Fez carries a similar theme of striving to engage with things beyond our understanding. It also mirrors neatly the invetervention of a vast alien intelligence in the affairs of a primitive people, And, before you ask: yes, things get trippy and a bit pretentious toward the end and, yes, no matter how firm our grasp on the physics of things Fez will always have inexplicable bits beyond the ken of our primitive monkey brains.
Our vast alien intelligence du jour is a cube. Yup, that's right, a cube: one of the platonic solids, a d6, one of the basic units of Lego, those dang boxes you'll be pushing in almost every video game ever. But, hey, you're a cool 2D dude living in a 2D world so it totally blows your mind, man. Also, it gives you the ability to rotate the world around its axis, showing you hidden sides of things and allowing you to rerrange the environment along your 2D perspective to solve puzzles. And, if I haven't tortured the 2001/Fez comparison enough, quite a few of those puzzles will make you feel like a baboon impotently smashing a bone against a futuristic space monolith.

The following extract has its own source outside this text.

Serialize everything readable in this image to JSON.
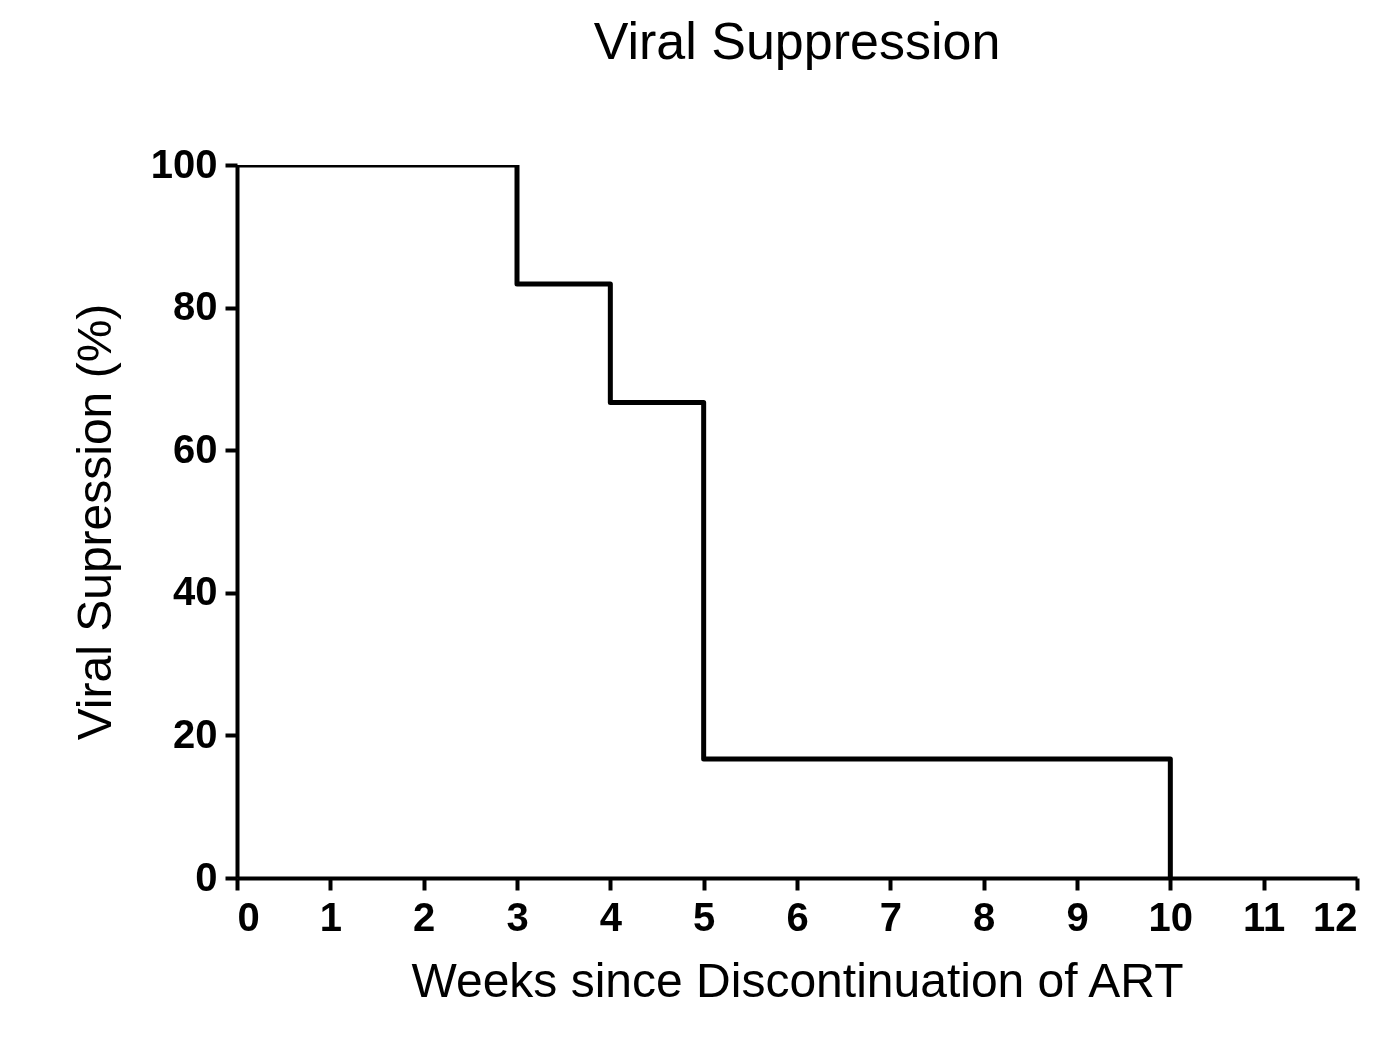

Fez delivers all of this through retro-style pixel graphics hung over a 3D frame. Everything is colorful and appealing and each environment is vast, but carries its own distinct tone and character that keeps exploration exciting. It's just a visually charming game. Well, there were one or two bits with harsh flashing and garbage that made my eyeballs want to jump out and commit seppuku for the harm they were doing to my head, but mostly visually charming. Yeah, sticking with that.
Your goal in Fez iso to collect cubes and cube fragments through platforming and solving puzzles. While platforming you rearrange the world to create a path for you to climb and jump up to get collectibles and reach new areas. Falling to your doom just places you back at the ledge you fell from and there are few other hazards. It's casual in the sense that there is no combat, but there are a few sections where the timing and precision required are viscious. Most of these are only for 100% completion; not necessary for the basic ending.

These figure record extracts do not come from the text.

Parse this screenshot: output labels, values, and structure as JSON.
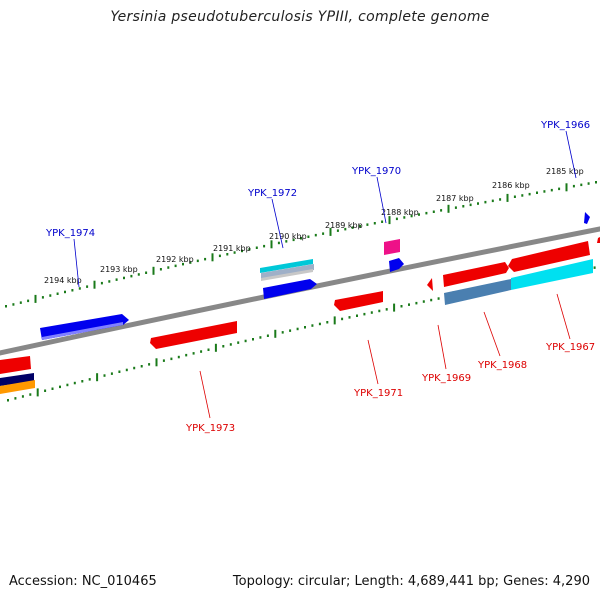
{
  "header": {
    "title": "Yersinia pseudotuberculosis YPIII, complete genome"
  },
  "footer": {
    "accession": "Accession: NC_010465",
    "summary": "Topology: circular; Length: 4,689,441 bp; Genes: 4,290"
  },
  "colors": {
    "backbone": "#808080",
    "tick": "#1a7a1a",
    "forward_label": "#0000cc",
    "reverse_label": "#dd0000",
    "gene_red": "#ee0000",
    "gene_blue": "#0000ee",
    "gene_cyan": "#00d8e8",
    "gene_pink": "#ee1188",
    "gene_steel": "#4a7fb0",
    "gene_orange": "#ff9900",
    "gene_navy": "#000066"
  },
  "scale_labels": [
    "2194 kbp",
    "2193 kbp",
    "2192 kbp",
    "2191 kbp",
    "2190 kbp",
    "2189 kbp",
    "2188 kbp",
    "2187 kbp",
    "2186 kbp",
    "2185 kbp"
  ],
  "gene_labels": {
    "forward": [
      "YPK_1974",
      "YPK_1972",
      "YPK_1970",
      "YPK_1966"
    ],
    "reverse": [
      "YPK_1973",
      "YPK_1971",
      "YPK_1969",
      "YPK_1968",
      "YPK_1967"
    ]
  }
}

The platforming challenges will test your logic, but won't tax you to your limits. As for the "puzzle" puzzles, well, that is your hardcore experience, mister gamer man. Some of the puzzles will require you to observe and relate hints from locations spanning the game's massive map. Areas you might not have been to in hours. It will test your cryptography skills and even your ability to think outside the game. Some of these are quite clever, but many of them will be those sorts of puzzles where you either get them quickly or you never will. I think where the game missteps badly are its small number of puzzles that ask you to use resources beyond the scope of the game. While almost anybody playing Fez will have internet access and the power to decipher a QR code, for instance, some people will likely stumble on what they require to do so, and, more isidiously, puzzles like that tell the player that not all the puzzles in the game are self contained. Since you've been quite clearly told you need outside knowledge for a minority of the puzzles, you might go looking outside the game for answers when a little more patience and exploration could do the job.
Now, my stupid self will shout those puzzles down as being "unfair" and then take them behind the shed, while you might be some enlightened space being who finds ciphers based on that bit about the fox and the dog and the English language quite dull. Either way, none of the worst puzzles are needed just to get the normal end.

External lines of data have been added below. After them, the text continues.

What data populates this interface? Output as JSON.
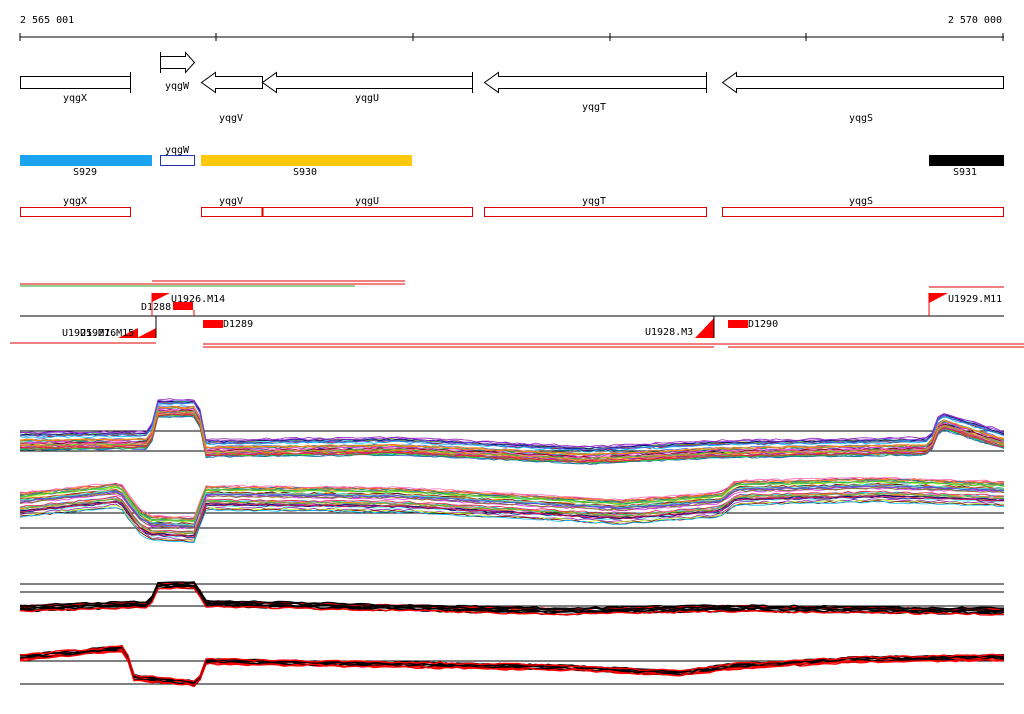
{
  "ruler": {
    "start_label": "2 565 001",
    "end_label": "2 570 000"
  },
  "genes": [
    {
      "name": "yqgX",
      "strand": "+"
    },
    {
      "name": "yqgW",
      "strand": "+"
    },
    {
      "name": "yqgV",
      "strand": "-"
    },
    {
      "name": "yqgU",
      "strand": "-"
    },
    {
      "name": "yqgT",
      "strand": "-"
    },
    {
      "name": "yqgS",
      "strand": "-"
    }
  ],
  "segments": [
    {
      "name": "S929",
      "color": "#1aa3ee"
    },
    {
      "name": "yqgW",
      "color": "#2233aa"
    },
    {
      "name": "S930",
      "color": "#ffc80a"
    },
    {
      "name": "S931",
      "color": "#000000"
    }
  ],
  "gene_boxes": [
    "yqgX",
    "yqgV",
    "yqgU",
    "yqgT",
    "yqgS"
  ],
  "features": {
    "top": [
      "D1288",
      "U1926.M14",
      "U1929.M11"
    ],
    "bottom": [
      "U1925.M16",
      "U1927.M15",
      "D1289",
      "U1928.M3",
      "D1290"
    ]
  },
  "colors": {
    "gene_box": "#e00000",
    "feature": "#ff0000"
  }
}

There are also three puzzles based on obscure moon logic that I'm pretty sure only specialists and/or the combined force of the internet were meant to solve. Solving these does basically nothing and doesn't detract from the game, though they are included side-by-side with the games other puzzles with no ceremony whatsoever. What I'm saying here is: to enjoy Fez, you've got to pick your puzzles, be okay with walking away, and try to be patient for a little while before you spoil them for yourself. That's how you'll get the most fun out of the game.
And it is a fun game! A really fun game, even! So pick it up and get ready to rotate your brain!
P.S. If you're on the fence about getting Fez because you've heard that Phil Fish is a righteous ♥♥♥♥, my advice is just to get it. From what I've read, Phil seems like a guy who just doesn't handle people well and could maybe use some anger management, rather than somebody with genuinely bad intentions. Ultimately, I don't know the guy well enough to make that judgement and I don't think the media has given a broad enough perspective on him for anybody who doesn't know him personally to make that judgement. What I do know is that Fez is the result of several people's hard work and is a cheerful, inclusive, brilliant experience. It's worth a few bucks on its merit alone and anybody who created it can't be all bad.